Maybe if you just make a good product people will seek you out. However these days there are lots of people making products just as good as yours or on the high street making lesser products but much more accessible or better known and trusted. Tune in next year and if I am around I might know more.
End

Monday, May 17, 2010

Sweet Potato Planting 2010

Sweet Potato Planting 2010.
Kildalton College of Horticulture, Piltown Co, Kilkenny.

After our successful trial of Sweet Potato at Kildalton College in 2009 organised by Mr Jim Kelliher Senior Nursery Advisor with Teagasc we have gone back for a much larger trial this year. Unfortunately this time Jim was not with us to do the planting. I am very sure however Jim will be with us to harvest the resulting crop and myself and Dermot Callaghan on left in the picture here look forward to this event. Without the input and drive of Jim the 2010 trials on sweet potato growing would not have gone ahead. I wish to take this opportunity to thank Jim for getting the trials to this stage.
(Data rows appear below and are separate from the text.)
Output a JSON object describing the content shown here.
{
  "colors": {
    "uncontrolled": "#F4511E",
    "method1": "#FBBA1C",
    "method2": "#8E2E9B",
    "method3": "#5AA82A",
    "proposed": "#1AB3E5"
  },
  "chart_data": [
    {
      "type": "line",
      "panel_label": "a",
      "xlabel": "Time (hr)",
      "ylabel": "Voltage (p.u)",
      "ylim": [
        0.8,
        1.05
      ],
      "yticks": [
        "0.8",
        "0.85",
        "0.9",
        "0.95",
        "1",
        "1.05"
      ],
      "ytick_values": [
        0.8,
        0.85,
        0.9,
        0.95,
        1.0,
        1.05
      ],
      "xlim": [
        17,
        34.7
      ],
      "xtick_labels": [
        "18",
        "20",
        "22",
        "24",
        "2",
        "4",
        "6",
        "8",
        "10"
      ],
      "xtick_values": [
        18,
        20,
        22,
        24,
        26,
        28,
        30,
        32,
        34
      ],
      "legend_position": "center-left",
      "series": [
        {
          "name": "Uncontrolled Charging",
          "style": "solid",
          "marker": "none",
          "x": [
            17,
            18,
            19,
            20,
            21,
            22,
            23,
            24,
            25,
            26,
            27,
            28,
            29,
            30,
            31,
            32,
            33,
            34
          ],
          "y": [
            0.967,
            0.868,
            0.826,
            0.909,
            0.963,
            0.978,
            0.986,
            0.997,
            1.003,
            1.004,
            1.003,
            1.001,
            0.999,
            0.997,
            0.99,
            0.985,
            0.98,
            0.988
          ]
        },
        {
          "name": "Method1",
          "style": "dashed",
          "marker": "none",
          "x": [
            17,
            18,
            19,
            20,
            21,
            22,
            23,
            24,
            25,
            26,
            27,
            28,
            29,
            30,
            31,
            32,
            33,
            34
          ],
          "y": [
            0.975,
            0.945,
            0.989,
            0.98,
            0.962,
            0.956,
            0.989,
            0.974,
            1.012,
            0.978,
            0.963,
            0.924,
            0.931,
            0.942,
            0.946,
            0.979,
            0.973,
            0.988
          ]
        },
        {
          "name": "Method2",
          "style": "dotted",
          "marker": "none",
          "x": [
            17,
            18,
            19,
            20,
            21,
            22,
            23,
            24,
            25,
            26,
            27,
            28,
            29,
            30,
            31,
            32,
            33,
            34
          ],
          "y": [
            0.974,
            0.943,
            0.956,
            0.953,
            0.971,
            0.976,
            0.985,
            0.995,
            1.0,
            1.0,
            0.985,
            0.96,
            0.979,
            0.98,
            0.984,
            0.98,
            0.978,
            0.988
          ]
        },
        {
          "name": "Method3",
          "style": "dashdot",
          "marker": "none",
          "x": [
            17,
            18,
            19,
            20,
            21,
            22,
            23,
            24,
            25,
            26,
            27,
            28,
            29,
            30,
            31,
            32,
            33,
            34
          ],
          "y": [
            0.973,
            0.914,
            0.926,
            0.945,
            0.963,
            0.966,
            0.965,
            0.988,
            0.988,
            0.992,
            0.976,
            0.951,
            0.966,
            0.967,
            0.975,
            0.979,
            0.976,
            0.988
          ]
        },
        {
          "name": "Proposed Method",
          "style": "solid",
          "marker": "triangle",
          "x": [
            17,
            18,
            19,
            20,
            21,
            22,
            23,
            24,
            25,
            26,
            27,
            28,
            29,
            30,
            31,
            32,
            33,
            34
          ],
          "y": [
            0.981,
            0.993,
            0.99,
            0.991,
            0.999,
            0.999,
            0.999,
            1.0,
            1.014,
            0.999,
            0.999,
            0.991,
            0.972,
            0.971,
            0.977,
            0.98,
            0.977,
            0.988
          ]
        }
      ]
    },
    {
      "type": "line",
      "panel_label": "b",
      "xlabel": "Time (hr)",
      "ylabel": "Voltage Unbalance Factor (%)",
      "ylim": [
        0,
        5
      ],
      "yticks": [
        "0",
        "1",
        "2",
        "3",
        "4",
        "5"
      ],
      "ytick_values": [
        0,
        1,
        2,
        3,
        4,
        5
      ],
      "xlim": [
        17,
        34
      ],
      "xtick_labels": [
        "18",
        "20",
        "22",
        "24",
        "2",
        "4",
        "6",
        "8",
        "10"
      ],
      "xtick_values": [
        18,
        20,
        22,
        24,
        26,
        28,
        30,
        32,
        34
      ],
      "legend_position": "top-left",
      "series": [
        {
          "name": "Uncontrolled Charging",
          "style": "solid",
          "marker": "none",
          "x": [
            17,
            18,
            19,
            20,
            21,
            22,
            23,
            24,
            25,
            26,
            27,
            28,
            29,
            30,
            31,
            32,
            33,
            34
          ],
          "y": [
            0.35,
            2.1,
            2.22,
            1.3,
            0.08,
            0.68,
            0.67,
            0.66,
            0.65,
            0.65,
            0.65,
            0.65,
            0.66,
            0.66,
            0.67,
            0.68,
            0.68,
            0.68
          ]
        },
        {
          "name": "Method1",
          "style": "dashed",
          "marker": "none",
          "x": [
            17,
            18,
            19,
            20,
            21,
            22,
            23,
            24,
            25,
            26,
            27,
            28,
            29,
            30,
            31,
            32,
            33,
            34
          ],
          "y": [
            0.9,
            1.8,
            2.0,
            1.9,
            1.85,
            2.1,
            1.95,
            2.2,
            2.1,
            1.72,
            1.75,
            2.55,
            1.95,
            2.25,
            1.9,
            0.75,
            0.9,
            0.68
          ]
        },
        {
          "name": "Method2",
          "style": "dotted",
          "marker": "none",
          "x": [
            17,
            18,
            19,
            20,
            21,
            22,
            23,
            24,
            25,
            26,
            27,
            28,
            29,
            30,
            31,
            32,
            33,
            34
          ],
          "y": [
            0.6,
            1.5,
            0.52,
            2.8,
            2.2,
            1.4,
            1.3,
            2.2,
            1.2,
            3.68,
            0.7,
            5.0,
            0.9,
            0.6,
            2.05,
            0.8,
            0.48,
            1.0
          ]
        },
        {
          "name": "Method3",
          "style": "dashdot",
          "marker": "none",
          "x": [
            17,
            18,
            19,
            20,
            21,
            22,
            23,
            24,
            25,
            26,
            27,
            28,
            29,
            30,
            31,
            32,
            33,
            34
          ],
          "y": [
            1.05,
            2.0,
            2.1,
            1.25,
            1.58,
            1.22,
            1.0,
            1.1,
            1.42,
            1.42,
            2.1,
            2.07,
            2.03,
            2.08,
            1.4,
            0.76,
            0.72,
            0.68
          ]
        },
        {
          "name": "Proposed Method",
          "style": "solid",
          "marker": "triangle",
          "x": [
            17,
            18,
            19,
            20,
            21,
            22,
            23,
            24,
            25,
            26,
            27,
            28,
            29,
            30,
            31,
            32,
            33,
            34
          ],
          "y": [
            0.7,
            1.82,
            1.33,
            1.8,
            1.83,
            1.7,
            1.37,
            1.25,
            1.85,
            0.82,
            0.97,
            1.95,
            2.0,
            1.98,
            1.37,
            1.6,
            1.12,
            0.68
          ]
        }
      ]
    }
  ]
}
Today we planted 5 rows at 1 metre centres with 30 cm between plants so 400 plants in total have gone into the trial. This trial will give us a fair indication of the value and return from Sweet potato growing in greenhouse conditions in Ireland. The purpose of this further trial is to asses the viability of this crop commercially and promote this wonderful healthy vegetable as an alternative commercial crop for organic and amateur gardeners. This crop will be grown using organic methods therefore no fungicides, insecticides or herbicides will be used in the production. The trial will continue until September / October 2010 at which point we hope to harvest a wonderful crop of sweet potato. In addition to my last blog piece please see here information on our trial in 2009 http://fitzgeraldnurseries.blogspot.com/2009/10/sweet-success.html
During the planting I overheard a student in the greenhouse next door say something about the first time he came into the greenhouse. This sparked my memory back to when I came into the greenhouse as a student at Kildalton. I suddenly realized to my shock, it had been almost exactly 30 years since I first set foot in this greenhouse. Michael Minihan RIP and Michael Conlon RIP were part of the lecurer team there at the time, both wonderful guys but both sadly passed away before their time. The glasshouse where so many hundreds of students have learned their first lessons in Horticulture took on a slightly different meaning bringing memories and echos of past afternoons into the mix of humans and plants. Myself and Dermot "perspried" in the heat of the greenhouse on a wonderful May day. I couldnt help remebering 30 yr old trickling beads of sweat on Michael Minihans red complexion as he tried to explain some salient Chrysanthemum growing tip. During that period in the early eighties it seems to me there was more experimentation hope and expectation from horticulture even though the economy was even worse than it is today. Hopefully the powers that fund Horticulture in Ireland can take a step back and ask should we have drifted away. Maybe we can go some way back to those times and invest more in the real skills of Horticulture and plant science which have serious economic and social values that may have been forgottten for a while. I do believe we have lost some of our hunger and drive from those times and we need to direct resources back towards skills like Horticulture before it becomes more difficult to do so.
Finally back to the sweet potato. Just as myself and Dermot had finished planting the very last cutting Mr Jim Mahoney Head of Horticulture with Teagasc dropped in. Jim on left with Mr Brian Lyons Glasshouse section Manager at Kildalton as you can imagine was dissapointed having missed helping with the planting. We however were delighted to assure Jim that we will not forget him when the spuds need to be harvested in the Autumn. We expect to have plenty of help on hand for that occasion when the proof of the pudding will be in the eating!